Man darf gespannt darauf sein, was das andere zeitgenössische „Anarcho“-Black Metal-Kommando aus Griechenland – Aenaon – in ein paar Wochen mit seinem ebenfalls neuen Album an bewusstseinserweiternden Momenten zur Thematik und Stilistik beizutragen hat. „Mayhem In Blue“ jedenfalls sollte man kennen – und als physische Reliquie im Plattenschrank stehen haben.

(Herbst 2016)

Anmerkung: Dies ist mir persönlich von all meinen Reviews tatsächlich eines der allerliebsten, denn ich liebe die Bilder, welche es in meinem Kopf erschafft - was natürlich völlig verrückt ist, denn ursprünglich waren es ja eigentlich Bilder, welche in meinem Kopf durch das Hören von „Mayhem In Blue“ sowie dem Betrachten des Covers entstanden sind.
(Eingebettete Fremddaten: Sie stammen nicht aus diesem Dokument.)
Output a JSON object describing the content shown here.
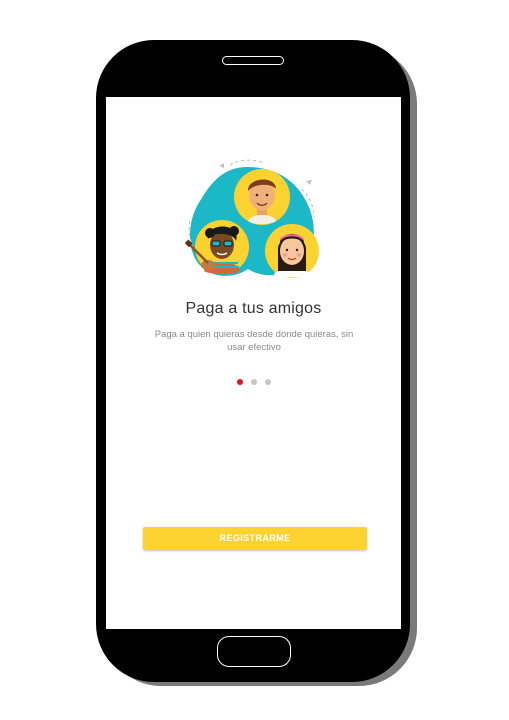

In den Folgejahren, also nach 2015, entstanden sie dann jedoch durch das schiere Denken an dieses Review oder natürlich noch verstärkt beim tatsächlichen Lesen davon.

Ich habe kein Problem mit dem neuen Weg, welchen die Band auf ihrem aktuellen Album „Eden In Reverse“ eingeschlagen hat, doch offen gestanden gefielen mir Hail Spirit Noir davor besser. „Mayhem In Blue“, das preise ich auf jeden Fall noch heute gänzlich unverändert zu meiner Wahrnehmung von vor vier Jahren an. Für altmodische Menschen (wie mich) eine verschroben-kauzig-wohlige Erinnerung an längst vergangene Zeiten, welche so wie oben im Review geschildert natürlich weder tatsächlich existiert haben, noch dass man sie auf eine andere Art und Weise als im Inneren des eigenen Geistes jemals hätte kosten dürfen.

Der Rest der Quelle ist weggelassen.